Só no Brasil, inspirado por ideais semelhantes, ergueu-se o povo inúmeras vezes. Revolução da Independência, na Bahia (1798); Revolução Pernambucana (PE, PB e RN), em 1817; a articulação maçônica (que fez o príncipe d. Pedro declarar a independência do Brasil), em 1822; Confederação do Equador (1824); Cabanagem (1835); Revolução Farroupilha (1836); República Juliana (1839); e vai por aí, até a grande greve de 1917, que introduziu a luta de classes no país.
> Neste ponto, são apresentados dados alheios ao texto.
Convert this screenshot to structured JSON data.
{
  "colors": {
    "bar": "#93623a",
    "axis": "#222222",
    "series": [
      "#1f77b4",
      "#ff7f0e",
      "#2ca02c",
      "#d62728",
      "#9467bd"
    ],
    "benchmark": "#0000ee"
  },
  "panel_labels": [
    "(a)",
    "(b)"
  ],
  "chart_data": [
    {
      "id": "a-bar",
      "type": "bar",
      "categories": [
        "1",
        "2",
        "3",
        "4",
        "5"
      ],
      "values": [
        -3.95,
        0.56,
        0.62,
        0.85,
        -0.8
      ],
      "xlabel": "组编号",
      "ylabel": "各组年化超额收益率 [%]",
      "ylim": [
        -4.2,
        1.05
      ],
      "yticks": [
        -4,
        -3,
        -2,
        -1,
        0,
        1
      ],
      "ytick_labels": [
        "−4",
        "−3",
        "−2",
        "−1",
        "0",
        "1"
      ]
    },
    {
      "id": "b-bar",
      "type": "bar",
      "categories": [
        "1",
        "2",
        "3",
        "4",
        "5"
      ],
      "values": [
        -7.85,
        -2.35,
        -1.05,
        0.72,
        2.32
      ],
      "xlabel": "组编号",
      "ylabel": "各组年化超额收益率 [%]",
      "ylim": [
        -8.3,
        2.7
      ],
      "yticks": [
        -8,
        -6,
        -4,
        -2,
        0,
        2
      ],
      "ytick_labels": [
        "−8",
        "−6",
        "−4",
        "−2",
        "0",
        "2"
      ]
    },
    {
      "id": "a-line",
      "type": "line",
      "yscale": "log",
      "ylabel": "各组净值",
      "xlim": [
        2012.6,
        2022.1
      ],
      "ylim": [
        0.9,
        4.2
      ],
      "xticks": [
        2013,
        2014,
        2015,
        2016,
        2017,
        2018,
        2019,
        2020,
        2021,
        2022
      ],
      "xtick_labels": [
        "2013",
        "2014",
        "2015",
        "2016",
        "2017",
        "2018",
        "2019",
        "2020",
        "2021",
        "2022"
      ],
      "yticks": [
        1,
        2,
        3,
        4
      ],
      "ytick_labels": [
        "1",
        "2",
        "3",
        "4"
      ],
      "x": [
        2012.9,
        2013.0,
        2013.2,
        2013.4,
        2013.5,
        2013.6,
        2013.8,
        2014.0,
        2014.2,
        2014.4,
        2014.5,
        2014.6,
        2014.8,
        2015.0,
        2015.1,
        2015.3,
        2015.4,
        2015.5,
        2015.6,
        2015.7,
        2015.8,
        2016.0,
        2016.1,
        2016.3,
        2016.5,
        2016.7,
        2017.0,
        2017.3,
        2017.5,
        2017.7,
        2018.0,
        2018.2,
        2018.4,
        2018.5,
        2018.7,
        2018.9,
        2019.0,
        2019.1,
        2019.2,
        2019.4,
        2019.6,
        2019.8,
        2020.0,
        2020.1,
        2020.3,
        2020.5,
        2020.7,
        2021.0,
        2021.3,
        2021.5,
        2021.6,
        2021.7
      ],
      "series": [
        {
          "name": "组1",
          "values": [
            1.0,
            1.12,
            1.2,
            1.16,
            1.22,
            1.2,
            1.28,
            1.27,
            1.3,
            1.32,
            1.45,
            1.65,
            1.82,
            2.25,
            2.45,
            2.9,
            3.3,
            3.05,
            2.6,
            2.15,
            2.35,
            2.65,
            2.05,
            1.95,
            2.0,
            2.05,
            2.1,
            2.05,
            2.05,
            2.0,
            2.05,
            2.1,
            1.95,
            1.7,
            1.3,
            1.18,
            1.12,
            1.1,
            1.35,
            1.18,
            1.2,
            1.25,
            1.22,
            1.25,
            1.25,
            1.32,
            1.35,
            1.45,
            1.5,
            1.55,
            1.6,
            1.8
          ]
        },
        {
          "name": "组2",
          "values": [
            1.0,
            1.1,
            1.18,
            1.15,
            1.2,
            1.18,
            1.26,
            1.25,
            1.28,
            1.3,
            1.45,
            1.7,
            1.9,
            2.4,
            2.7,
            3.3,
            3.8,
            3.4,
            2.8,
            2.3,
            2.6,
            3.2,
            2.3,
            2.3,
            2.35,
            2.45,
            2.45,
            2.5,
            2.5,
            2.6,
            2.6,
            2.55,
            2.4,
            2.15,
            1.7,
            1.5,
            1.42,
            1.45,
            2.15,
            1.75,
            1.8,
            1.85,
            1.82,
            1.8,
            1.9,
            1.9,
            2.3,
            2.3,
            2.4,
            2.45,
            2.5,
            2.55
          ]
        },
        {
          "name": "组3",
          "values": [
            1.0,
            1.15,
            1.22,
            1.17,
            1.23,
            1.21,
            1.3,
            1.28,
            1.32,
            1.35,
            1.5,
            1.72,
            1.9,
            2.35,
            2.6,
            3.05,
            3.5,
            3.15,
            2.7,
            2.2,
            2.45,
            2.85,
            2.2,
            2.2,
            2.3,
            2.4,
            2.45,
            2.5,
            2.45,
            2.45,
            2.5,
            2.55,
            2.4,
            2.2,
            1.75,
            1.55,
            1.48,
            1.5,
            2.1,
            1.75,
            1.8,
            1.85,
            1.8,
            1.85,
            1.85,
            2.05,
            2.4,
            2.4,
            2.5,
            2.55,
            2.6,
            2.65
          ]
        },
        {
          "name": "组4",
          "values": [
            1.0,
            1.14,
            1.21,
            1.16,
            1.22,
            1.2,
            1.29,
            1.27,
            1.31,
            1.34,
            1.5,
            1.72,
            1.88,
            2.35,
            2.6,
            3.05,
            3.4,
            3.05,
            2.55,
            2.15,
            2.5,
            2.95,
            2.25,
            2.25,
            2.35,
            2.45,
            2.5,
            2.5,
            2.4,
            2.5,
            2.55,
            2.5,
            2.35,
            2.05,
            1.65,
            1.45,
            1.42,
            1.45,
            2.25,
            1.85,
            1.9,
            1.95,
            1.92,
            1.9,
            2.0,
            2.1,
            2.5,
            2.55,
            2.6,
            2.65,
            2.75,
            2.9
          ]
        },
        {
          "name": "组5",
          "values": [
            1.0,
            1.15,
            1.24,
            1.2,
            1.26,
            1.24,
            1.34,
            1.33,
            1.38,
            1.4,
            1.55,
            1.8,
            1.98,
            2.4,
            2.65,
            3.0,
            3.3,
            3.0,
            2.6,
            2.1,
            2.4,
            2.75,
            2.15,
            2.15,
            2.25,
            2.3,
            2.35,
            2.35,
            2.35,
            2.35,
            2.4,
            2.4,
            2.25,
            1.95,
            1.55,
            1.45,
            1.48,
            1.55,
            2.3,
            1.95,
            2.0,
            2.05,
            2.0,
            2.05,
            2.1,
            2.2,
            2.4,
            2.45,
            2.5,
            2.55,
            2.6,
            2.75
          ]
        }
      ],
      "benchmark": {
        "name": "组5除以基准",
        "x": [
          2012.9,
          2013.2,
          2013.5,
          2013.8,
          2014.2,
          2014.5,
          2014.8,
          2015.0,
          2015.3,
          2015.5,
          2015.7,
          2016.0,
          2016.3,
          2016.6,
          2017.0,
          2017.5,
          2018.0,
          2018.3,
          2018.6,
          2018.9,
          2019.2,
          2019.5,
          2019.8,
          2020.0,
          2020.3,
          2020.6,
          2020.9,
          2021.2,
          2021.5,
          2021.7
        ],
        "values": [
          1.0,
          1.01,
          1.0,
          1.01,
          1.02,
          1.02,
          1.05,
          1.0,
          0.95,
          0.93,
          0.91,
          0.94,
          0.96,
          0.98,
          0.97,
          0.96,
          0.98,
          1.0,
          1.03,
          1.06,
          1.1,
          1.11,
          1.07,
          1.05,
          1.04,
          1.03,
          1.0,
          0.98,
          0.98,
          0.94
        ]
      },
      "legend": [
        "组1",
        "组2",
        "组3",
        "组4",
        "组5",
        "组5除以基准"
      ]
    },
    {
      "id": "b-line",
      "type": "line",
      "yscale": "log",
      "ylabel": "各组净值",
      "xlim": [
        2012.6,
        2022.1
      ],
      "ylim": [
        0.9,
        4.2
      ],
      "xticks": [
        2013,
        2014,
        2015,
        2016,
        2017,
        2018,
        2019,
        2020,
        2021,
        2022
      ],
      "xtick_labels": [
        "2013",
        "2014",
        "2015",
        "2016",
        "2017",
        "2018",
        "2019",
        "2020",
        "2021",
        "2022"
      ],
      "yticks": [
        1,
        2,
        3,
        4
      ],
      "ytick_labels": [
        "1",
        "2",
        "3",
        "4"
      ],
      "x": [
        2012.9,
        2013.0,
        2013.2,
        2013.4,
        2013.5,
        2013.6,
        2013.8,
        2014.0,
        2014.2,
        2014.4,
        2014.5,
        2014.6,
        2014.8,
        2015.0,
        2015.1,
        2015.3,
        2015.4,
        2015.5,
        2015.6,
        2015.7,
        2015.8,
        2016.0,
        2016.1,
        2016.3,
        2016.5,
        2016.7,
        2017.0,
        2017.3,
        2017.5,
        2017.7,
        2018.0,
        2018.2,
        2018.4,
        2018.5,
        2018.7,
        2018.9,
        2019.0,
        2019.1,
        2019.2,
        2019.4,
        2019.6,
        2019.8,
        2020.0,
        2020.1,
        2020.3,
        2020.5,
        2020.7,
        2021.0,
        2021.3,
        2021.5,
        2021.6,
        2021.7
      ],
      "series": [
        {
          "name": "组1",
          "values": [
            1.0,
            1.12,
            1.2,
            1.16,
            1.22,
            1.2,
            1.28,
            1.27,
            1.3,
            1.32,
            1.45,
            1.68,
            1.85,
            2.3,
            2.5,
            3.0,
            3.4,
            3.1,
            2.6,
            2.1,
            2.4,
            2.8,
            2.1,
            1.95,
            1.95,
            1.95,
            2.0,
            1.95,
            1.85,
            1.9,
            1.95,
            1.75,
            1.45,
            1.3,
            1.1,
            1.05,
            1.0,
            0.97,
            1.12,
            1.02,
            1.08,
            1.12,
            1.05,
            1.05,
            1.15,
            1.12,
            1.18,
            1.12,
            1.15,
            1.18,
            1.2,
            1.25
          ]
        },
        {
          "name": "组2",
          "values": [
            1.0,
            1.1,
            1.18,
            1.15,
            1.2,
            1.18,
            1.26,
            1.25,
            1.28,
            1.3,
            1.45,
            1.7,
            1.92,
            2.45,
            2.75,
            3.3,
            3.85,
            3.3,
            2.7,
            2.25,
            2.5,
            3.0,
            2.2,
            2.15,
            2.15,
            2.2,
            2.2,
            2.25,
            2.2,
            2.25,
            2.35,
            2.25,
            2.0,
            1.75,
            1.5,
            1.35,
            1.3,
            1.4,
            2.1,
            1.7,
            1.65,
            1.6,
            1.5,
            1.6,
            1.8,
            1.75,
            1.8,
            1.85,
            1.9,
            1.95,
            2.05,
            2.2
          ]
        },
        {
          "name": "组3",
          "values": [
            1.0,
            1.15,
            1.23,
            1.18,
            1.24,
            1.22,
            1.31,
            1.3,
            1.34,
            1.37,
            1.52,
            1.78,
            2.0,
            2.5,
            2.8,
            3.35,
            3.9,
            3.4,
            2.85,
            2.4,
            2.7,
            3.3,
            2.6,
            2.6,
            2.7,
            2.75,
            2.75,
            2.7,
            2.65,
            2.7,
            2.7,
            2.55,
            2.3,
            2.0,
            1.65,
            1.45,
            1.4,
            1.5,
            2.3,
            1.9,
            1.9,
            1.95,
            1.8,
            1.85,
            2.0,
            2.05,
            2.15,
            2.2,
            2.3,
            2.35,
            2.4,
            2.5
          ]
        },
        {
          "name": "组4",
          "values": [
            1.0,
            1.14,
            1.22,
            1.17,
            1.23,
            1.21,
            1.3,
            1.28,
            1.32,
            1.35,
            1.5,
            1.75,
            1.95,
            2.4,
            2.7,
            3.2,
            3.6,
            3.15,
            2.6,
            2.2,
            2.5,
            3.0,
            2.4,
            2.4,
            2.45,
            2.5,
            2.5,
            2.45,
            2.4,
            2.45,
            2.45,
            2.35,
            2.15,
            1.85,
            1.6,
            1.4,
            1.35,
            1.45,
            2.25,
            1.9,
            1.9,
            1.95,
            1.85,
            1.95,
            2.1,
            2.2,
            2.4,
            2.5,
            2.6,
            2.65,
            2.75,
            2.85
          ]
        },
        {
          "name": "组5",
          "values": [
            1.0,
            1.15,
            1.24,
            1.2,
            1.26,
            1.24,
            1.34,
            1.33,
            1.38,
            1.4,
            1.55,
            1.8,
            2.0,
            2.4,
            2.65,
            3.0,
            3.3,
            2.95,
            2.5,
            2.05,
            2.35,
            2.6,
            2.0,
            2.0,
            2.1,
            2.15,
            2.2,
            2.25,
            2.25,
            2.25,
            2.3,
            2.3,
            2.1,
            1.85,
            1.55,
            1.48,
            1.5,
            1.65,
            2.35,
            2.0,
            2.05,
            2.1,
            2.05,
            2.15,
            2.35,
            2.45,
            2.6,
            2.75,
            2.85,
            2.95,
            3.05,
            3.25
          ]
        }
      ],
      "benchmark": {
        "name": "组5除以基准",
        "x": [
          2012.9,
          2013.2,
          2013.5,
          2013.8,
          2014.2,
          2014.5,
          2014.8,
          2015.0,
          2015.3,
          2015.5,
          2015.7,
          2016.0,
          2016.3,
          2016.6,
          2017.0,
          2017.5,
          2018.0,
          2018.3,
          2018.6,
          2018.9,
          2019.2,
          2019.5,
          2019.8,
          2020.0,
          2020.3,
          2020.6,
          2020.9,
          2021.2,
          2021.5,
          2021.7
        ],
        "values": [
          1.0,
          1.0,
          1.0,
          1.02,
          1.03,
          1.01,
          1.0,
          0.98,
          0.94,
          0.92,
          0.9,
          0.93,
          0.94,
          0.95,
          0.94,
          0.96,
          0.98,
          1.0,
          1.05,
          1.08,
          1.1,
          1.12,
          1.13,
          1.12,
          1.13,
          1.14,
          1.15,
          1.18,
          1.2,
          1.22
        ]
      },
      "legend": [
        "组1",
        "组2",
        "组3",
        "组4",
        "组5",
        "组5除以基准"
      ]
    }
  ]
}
Se na França de hoje, mais uma vez, a fórmula da repressão for tentada e como sempre as coisas continuarem de mal a pior, primeiro com a paz dos cemitérios e depois com a gradual retomada dos protestos, ficará definitivamente provado que bater em pé-rapado não funciona. Se, ao contrário, a França começar a corrigir as graves injustiças da civilização e seu povo começar a ser feliz, de preferência todos os povos, aí poderemos fazer deste Terceiro Milênio alguma coisa que preste, pois qualquer balanço que se faça do segundo vai apresentar um vergonhoso passivo de crueldades e injustiças.
Ao falar na Assembleia Nacional francesa, no distante 2005, o então primeiro-ministro Dominique de Villepin, encurralado, anunciou uma série de medidas que visariam a apoiar as regiões pobres e lutar contra a discriminação, desemprego e falta de oportunidades. "A luta contra todas as formas de discriminação deve ser uma prioridade para a comunidade nacional", disse ele. "A República enfrenta um momento de verdade".
Algumas das propostas: criar uma agência para coesão social e igualdade de oportunidades, além de quinze zonas francas urbanas para incentivar a implantação de empresas nessas áreas e aumentar a oferta de empregos; apoio à contratação de jovens moradores dos subúrbios; e a instalação de cinco mil postos de assistência pedagógica. Foi feito? Pergunte aos coletes amarelos!
É claro que a primeira providência dele, para atender à velha mania de botar polícia para bater em miserável, foi mandar milhares de policiais aos bairros. Resultado? As revoltas aumentaram. Daí a opção pelas medidas sociais, que começam a ser postas em prática mas só podem proporcionar os melhores resultados se contarem com a participação direta das comunidades.
"Cala-boca" em forma de medidas paliativas e muita borrachada no lombo de pobre-diabo pode até sufocar temporariamente a revolta, mas não impedirá que ela mais tarde retorne ainda com maior ímpeto. "A explosão de cólera alimenta-se da má qualidade de vida, da desesperança, da negação de reconhecimento e dignidade", disse na época a ex-ministra francesa dos Esportes, Marie-George Buffet. Neste Brasil hoje tão cheio de raiva a gente já não se sente um pouquinho... europeus?